At 5 years, the overall mortality risk was about one-third higher among patients who had TAVI compared with SAVR (HR 1.34%; 95% CI 1.30-1.39). There was no survival difference when the analysis was restricted to RCTs (HR 0.98; 95% CI 0.91-1.06), though there was a 43% increased risk of death for TAVI versus SAVR in the combined observational data (HR 1.43; 95% CI 1.37-1.48).

This finding held true in a landmark analysis that focused on outcomes from 6 months after the procedure, leading the researchers to question if there might be some indication creep where “we are [enrolling] patients in RCTs that are prone to have favorable outcomes for TAVI,” Marín-Cuartas said.

Among SAVR patients alone, there was no difference in mortality between those enrolled in RCTs compared with observational studies (HR 0.77; 95% CI 0.38-1.58). However, when TAVI patients were analyzed, those in randomized trials had a significantly lower risk of death at 5 years (HR 0.37; 95% CI 0.18-0.79) than those in observational studies.

‘There’s Something Missing’

In response to questions about longer-term data given the limited story the 5-year evidence can tell, Marín-Cuartas said only NOTION has published 10-year outcomes at this point. There are 10-year postapproval data from PARTNER 2, which were released by the US Food and Drug Administration, but “it’s not the official source of information,” he said. Until more follow-up is complete and published, “we can actually not answer that question.”

Seven-year data from the low-risk PARTNER 3 study are scheduled to be presented at TCT 2025 later this month.

Audience member Eduardo Saadi, MD, PhD (UFRGS Hospital de Clinicas de Porto Alegre, Brazil), referenced how the European guidelines recently lowered the age cutoff from 75 to 70 years when deciding between SAVR and TAVR. “Do you think that this study may impact clinical practice, at least in Germany, considering the new guidelines?” he asked.

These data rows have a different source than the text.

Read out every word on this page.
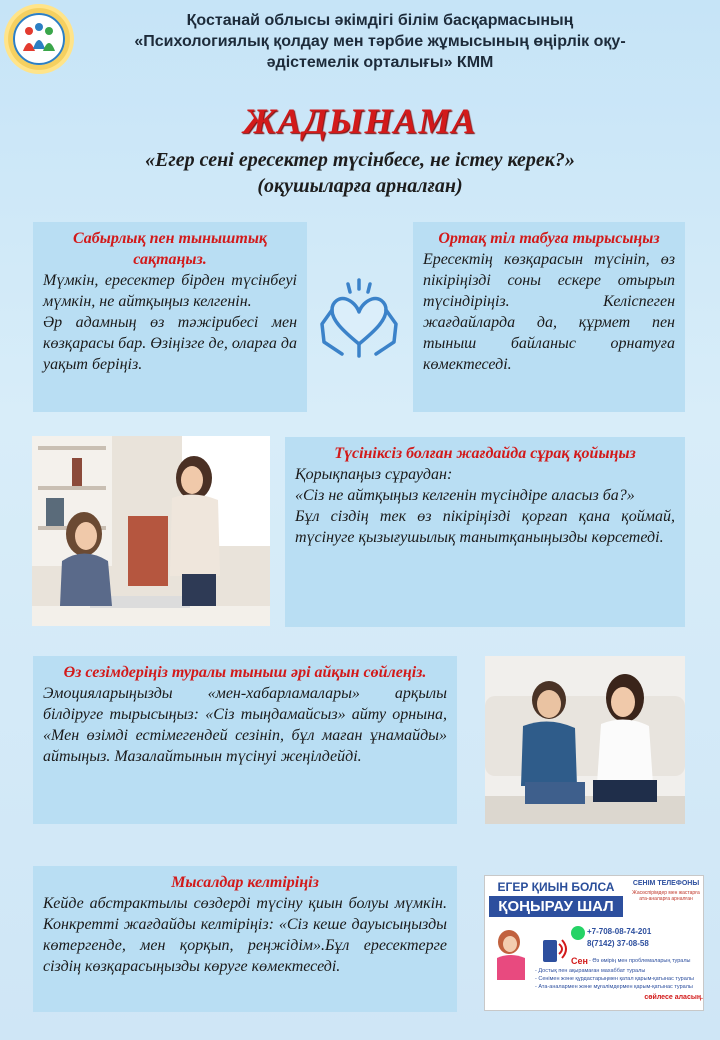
Қостанай облысы әкімдігі білім басқармасының
«Психологиялық қолдау мен тәрбие жұмысының өңірлік оқу-
әдістемелік орталығы» КММ
ЖАДЫНАМА
«Егер сені ересектер түсінбесе, не істеу керек?»
(оқушыларға арналған)
Сабырлық пен тыныштық сақтаңыз.

Мүмкін, ересектер бірден түсінбеуі мүмкін, не айтқыңыз келгенін.

Әр адамның өз тәжірибесі мен көзқарасы бар. Өзіңізге де, оларға да уақыт беріңіз.

Ортақ тіл табуға тырысыңыз

Ересектің көзқарасын түсініп, өз пікіріңізді соны ескере отырып түсіндіріңіз. Келіспеген жағдайларда да, құрмет пен тыныш байланыс орнатуға көмектеседі.

Түсініксіз болған жағдайда сұрақ қойыңыз

Қорықпаңыз сұраудан:

«Сіз не айтқыңыз келгенін түсіндіре аласыз ба?»

Бұл сіздің тек өз пікіріңізді қорғап қана қоймай, түсінуге қызығушылық танытқаныңызды көрсетеді.

Өз сезімдеріңіз туралы тыныш әрі айқын сөйлеңіз.

Эмоцияларыңызды «мен-хабарламалары» арқылы білдіруге тырысыңыз: «Сіз тыңдамайсыз» айту орнына, «Мен өзімді естімегендей сезініп, бұл маған ұнамайды» айтыңыз. Мазалайтынын түсінуі жеңілдейді.

Мысалдар келтіріңіз

Кейде абстрактылы сөздерді түсіну қиын болуы мүмкін. Конкретті жағдайды келтіріңіз: «Сіз кеше дауысыңызды көтергенде, мен қорқып, реңжідім».Бұл ересектерге сіздің көзқарасыңызды көруге көмектеседі.

ЕГЕР ҚИЫН БОЛСА
ҚОҢЫРАУ ШАЛ
СЕНІМ ТЕЛЕФОНЫ
Жасөспірімдер мен жастарға ата-аналарға арналған
+7-708-08-74-201
8(7142) 37-08-58
Сен - Өз өмірің мен проблемаларың туралы
- Достық пен ақырамаған махаббат туралы
- Сенімен және құрдастарыңмен қатал қарым-қатынас туралы
- Ата-аналармен және мұғалімдермен қарым-қатынас туралы
сөйлесе аласың.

Officially, yes, Marín-Cuartas said. “But to be honest, unofficially, I have talked to many interventional cardiologists that were already performing [TAVI]” in patients in their early 70s with favorable anatomy who come in asking for it, he added. “It’s been an option already for years.”

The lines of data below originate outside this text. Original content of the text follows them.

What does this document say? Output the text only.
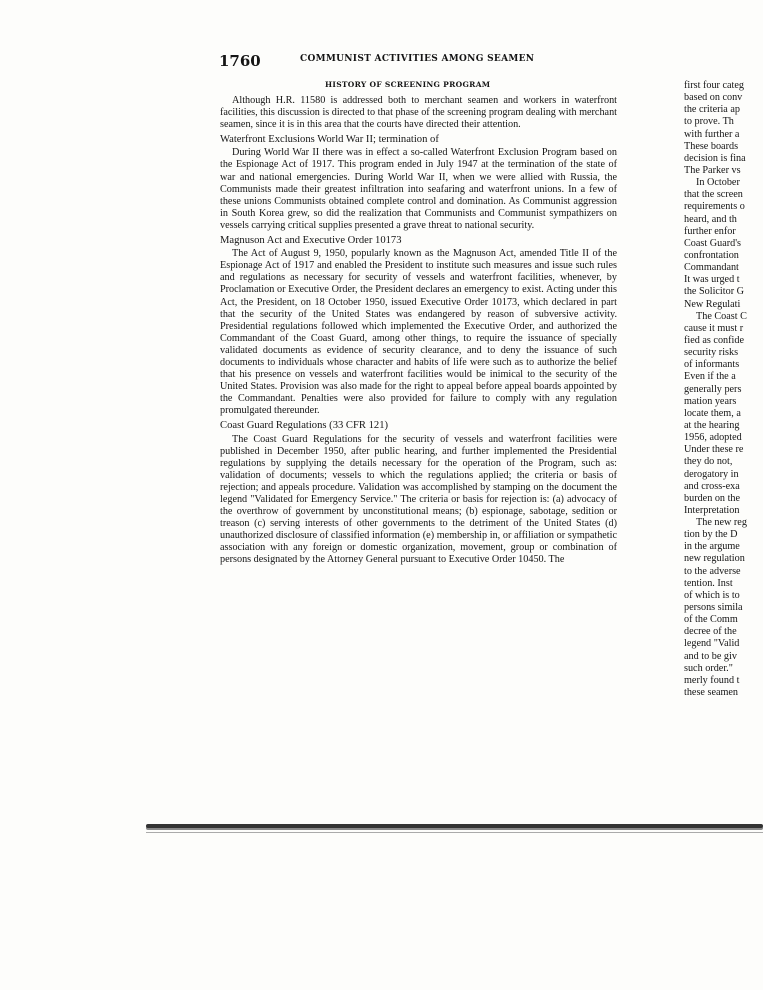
1760	COMMUNIST ACTIVITIES AMONG SEAMEN
HISTORY OF SCREENING PROGRAM

Although H.R. 11580 is addressed both to merchant seamen and workers in waterfront facilities, this discussion is directed to that phase of the screening program dealing with merchant seamen, since it is in this area that the courts have directed their attention.

Waterfront Exclusions World War II; termination of

During World War II there was in effect a so-called Waterfront Exclusion Program based on the Espionage Act of 1917. This program ended in July 1947 at the termination of the state of war and national emergencies. During World War II, when we were allied with Russia, the Communists made their greatest infiltration into seafaring and waterfront unions. In a few of these unions Communists obtained complete control and domination. As Communist aggression in South Korea grew, so did the realization that Communists and Communist sympathizers on vessels carrying critical supplies presented a grave threat to national security.

Magnuson Act and Executive Order 10173

The Act of August 9, 1950, popularly known as the Magnuson Act, amended Title II of the Espionage Act of 1917 and enabled the President to institute such measures and issue such rules and regulations as necessary for security of vessels and waterfront facilities, whenever, by Proclamation or Executive Order, the President declares an emergency to exist. Acting under this Act, the President, on 18 October 1950, issued Executive Order 10173, which declared in part that the security of the United States was endangered by reason of subversive activity. Presidential regulations followed which implemented the Executive Order, and authorized the Commandant of the Coast Guard, among other things, to require the issuance of specially validated documents as evidence of security clearance, and to deny the issuance of such documents to individuals whose character and habits of life were such as to authorize the belief that his presence on vessels and waterfront facilities would be inimical to the security of the United States. Provision was also made for the right to appeal before appeal boards appointed by the Commandant. Penalties were also provided for failure to comply with any regulation promulgated thereunder.

Coast Guard Regulations (33 CFR 121)

The Coast Guard Regulations for the security of vessels and waterfront facilities were published in December 1950, after public hearing, and further implemented the Presidential regulations by supplying the details necessary for the operation of the Program, such as: validation of documents; vessels to which the regulations applied; the criteria or basis of rejection; and appeals procedure. Validation was accomplished by stamping on the document the legend "Validated for Emergency Service." The criteria or basis for rejection is: (a) advocacy of the overthrow of government by unconstitutional means; (b) espionage, sabotage, sedition or treason (c) serving interests of other governments to the detriment of the United States (d) unauthorized disclosure of classified information (e) membership in, or affiliation or sympathetic association with any foreign or domestic organization, movement, group or combination of persons designated by the Attorney General pursuant to Executive Order 10450. The

first four categ
based on conv
the criteria ap
to prove. Th
with further a
These boards
decision is fina
The Parker vs
In October
that the screen
requirements o
heard, and th
further enfor
Coast Guard's
confrontation
Commandant
It was urged t
the Solicitor G
New Regulati
The Coast C
cause it must r
fied as confide
security risks
of informants
Even if the a
generally pers
mation years
locate them, a
at the hearing
1956, adopted
Under these re
they do not,
derogatory in
and cross-exa
burden on the
Interpretation
The new reg
tion by the D
in the argume
new regulation
to the adverse
tention. Inst
of which is to
persons simila
of the Comm
decree of the
legend "Valid
and to be giv
such order."
merly found t
these seamen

Stefano Salizzoni, MD, PhD (Università degli Studi di Torino, Italy), another audience member, also was bothered that guidelines aren’t developed from real-world data. “We have data at 5 years that shows . . . that AVR is better than TAVR,” he commented. “Why do we have this guideline? I’m confused. There’s something missing.”

Marín-Cuartas, who served on the writing committee for the valvular heart disease guidelines, acknowledged he is “sometimes also confused.”

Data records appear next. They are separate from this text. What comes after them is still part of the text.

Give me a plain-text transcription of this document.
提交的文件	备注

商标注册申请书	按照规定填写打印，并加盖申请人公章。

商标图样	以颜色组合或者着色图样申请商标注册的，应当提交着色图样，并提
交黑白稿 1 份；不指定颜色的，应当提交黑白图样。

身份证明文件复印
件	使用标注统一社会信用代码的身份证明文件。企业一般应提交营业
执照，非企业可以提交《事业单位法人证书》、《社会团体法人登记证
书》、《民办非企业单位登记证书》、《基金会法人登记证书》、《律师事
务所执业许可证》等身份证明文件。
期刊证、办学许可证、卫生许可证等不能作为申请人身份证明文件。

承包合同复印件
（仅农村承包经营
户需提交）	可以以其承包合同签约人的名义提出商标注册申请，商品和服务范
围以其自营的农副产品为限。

This bewilderment can be remedied, Borger asserted during the discussion.

“Read a textbook,” he urged. “Any textbook says that the higher level of evidence is randomized trials over retrospective studies,” Borger continued. “Retrospective studies do not account for unmeasured bias. Randomized trials do.”

Salizzoni lamented that there will “never” be published randomized data showing better outcomes of SAVR over TAVI, but Marín-Cuartas urged a paradigm shift in thinking. “We should stop complaining about that because it’s how it is, and we should work on future randomized evidence if we want for our specialty to exist in this current form,” he said.

Sources
  • Marín-Cuartas M. Five-year mortality of surgical and transcatheter aortic valve replacement in the real-world scenario vs randomized controlled trials: the risk of indication creep. Presented at: EACTS 2025. October 9, 2025. Copenhagen, Denmark.

Disclosures
  • Marín-Cuartas reports no relevant conflicts of interest.